Taki zwyczaj picia koktajli owocowo-warzywnych to tylko brać przykład. U mnie niestety ciężko. Jak koktajle to raczej owocowe. Jak sałatki to warzywne. I tak się jakoś utarło. Muszę się wreszcie przekonać do mieszania tych dwóch składników. Twój koktajl wygląda smakowicie . Pewnie i tak smakuje?
AniuM.
warto się przekonać i łączyć owoce i warzywa.
Mój koktajl jest pyszny!
Nowy Rok to idealny czas na zdrowe koktajle. Ja z chęcią wypróbuję.
Paweł, wspaniale!
Częstuj się przepisem.
Niby koktajle najprostsza rzecz na świecie i najszybsza zarazem a mi się nie chce ich robić. Muszę nad sobą popracować w tym roku
Angelika,
nie wiem czy najprostsza…trzeba dobierać smaki i składniki, żeby jednak stanowiły odpowiednią całość.
Ale są bardzo pożyteczne.
taki zastrzyk energii zawsze się przyda, zwłaszcza teraz gdy szaro i zimno
Aga,
przyda się zawsze!
Warto wyrobić w sobie taki nawyk picia zdrowych koktajli.
Bardzo lubię takie koktajle, pozwalają jakoś przetrwać zimę i doczekać do wiosny.
Joanna, świetnie!
Piję je okrągły rok z sezonowymi składnikami.

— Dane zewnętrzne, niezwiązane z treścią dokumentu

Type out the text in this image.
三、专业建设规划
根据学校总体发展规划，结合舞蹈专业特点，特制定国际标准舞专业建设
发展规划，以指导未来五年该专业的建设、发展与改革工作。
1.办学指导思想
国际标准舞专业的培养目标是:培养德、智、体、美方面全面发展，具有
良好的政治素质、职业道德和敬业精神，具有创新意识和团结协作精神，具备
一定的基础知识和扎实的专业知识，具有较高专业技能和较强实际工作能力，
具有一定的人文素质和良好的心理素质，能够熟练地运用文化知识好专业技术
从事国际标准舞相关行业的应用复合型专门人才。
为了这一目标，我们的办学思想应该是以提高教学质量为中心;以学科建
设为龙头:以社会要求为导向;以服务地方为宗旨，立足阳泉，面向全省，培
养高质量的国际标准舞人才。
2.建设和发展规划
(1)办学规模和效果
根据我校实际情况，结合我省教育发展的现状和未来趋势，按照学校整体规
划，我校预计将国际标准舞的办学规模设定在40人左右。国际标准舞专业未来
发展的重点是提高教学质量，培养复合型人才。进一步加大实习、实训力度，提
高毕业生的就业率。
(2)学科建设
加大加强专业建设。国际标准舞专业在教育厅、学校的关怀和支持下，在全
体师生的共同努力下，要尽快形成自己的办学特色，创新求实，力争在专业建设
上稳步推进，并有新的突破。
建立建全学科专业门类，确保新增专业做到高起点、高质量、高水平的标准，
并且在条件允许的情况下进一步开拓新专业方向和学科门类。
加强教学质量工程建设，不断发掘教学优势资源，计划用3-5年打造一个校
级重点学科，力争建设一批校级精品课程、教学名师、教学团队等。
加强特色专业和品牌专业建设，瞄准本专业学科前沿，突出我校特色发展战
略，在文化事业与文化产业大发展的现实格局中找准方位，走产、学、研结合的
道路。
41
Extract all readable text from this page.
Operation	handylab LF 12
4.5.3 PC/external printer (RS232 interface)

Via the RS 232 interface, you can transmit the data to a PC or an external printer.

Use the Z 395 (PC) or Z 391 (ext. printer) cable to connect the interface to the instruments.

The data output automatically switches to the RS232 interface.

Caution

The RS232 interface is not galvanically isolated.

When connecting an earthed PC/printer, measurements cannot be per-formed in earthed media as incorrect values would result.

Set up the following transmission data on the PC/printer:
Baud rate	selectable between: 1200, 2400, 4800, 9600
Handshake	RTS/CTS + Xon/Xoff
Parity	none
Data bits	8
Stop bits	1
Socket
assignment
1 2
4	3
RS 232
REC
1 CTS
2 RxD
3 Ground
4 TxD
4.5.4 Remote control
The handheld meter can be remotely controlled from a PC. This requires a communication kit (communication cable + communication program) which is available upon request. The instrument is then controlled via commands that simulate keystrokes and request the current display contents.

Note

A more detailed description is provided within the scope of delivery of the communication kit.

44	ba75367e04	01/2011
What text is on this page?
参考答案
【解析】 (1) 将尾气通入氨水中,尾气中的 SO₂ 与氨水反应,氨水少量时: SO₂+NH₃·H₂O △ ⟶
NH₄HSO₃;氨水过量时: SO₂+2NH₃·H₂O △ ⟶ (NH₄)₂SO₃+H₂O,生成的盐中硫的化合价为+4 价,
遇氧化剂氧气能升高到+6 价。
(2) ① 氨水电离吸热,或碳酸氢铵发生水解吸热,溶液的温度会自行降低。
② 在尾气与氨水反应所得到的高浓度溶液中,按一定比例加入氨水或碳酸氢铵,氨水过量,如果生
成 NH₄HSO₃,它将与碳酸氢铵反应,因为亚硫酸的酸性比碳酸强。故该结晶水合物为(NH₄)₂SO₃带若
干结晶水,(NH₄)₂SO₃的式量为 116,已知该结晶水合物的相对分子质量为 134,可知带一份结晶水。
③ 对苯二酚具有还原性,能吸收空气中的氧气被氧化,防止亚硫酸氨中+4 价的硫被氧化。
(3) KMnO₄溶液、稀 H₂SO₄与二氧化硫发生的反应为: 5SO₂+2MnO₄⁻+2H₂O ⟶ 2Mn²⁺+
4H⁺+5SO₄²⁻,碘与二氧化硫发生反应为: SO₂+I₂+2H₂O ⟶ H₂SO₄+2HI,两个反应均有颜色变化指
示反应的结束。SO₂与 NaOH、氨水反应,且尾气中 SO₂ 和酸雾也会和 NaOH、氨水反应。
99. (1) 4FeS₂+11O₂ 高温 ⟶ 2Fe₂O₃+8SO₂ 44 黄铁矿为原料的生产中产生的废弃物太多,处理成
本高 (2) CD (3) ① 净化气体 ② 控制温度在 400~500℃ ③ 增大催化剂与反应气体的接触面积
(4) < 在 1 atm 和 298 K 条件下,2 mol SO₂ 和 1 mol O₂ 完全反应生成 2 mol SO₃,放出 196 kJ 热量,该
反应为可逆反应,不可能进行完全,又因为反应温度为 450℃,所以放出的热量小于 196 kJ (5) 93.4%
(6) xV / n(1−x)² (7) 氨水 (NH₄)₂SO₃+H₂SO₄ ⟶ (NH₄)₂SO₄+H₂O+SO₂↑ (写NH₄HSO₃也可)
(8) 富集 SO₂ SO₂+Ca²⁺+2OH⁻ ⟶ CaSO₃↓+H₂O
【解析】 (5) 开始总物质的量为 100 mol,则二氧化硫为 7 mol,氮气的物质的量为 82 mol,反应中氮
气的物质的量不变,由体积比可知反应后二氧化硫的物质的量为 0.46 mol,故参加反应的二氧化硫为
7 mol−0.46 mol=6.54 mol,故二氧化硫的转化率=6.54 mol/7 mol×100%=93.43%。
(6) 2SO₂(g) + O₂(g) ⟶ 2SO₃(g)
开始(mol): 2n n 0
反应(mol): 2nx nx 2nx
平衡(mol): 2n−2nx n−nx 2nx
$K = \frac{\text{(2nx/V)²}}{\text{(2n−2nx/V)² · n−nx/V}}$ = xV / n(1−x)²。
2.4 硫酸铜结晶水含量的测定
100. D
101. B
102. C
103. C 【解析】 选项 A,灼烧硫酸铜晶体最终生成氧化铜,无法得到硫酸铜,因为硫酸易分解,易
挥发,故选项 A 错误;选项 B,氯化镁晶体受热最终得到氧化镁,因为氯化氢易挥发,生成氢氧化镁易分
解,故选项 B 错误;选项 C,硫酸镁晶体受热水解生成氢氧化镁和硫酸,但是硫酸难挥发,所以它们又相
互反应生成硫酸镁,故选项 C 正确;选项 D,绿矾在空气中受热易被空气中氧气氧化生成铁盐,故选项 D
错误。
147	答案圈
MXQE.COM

Aniu, to mi się podoba. Cudowny koktajl na początek dnia albo na drugie śniadanie. Nasiona konopi są wspaniałe. Oprócz szeregi zalet moim zdaniem są po prostu bardzo smaczne,
Tysiu, cieszę się!
Tak, nasiona konopi to pyszna i pożyteczna rzecz.
Na zdrowie.
U nas w domu koktajle to już tradycja, a Twój ma rewelacyjne połączenie 😉 Uwielbiam łączyć jabłka z czym się da, a najbardziej te ze swojego sadu
Paulina, wspaniale!
Na pewno będzie Ci smakował ten koktajl.
Zawsze zapominam o koktajlach. Nie mam chyba odruchu by je robić, tym bardziej, że codziennie rano wychodzę do pracy, to jedynie zabieram ze sobą warzywa i owoce do jedzenia. A w sumie zamiast porannej Inki z mlekiem mogłabym taki koktajl sobie wypić. W dodatku nie ma tu bananów (mam uczulenie) to tym bardziej jest to przepis dla mnie, Hmmm, kusisz 😀
Felicja,
ten nawyk można w sobie wyrobić.
Tak jak picie kawy, czy poranne bieganie.
Polecam!
Zdrowie i witaminy! Tego nam trzeba, ja zajadam seler na surowo, też go bardzo lubię:)
Ewelina, to super! Cieszę się, że lubisz seler naciowy.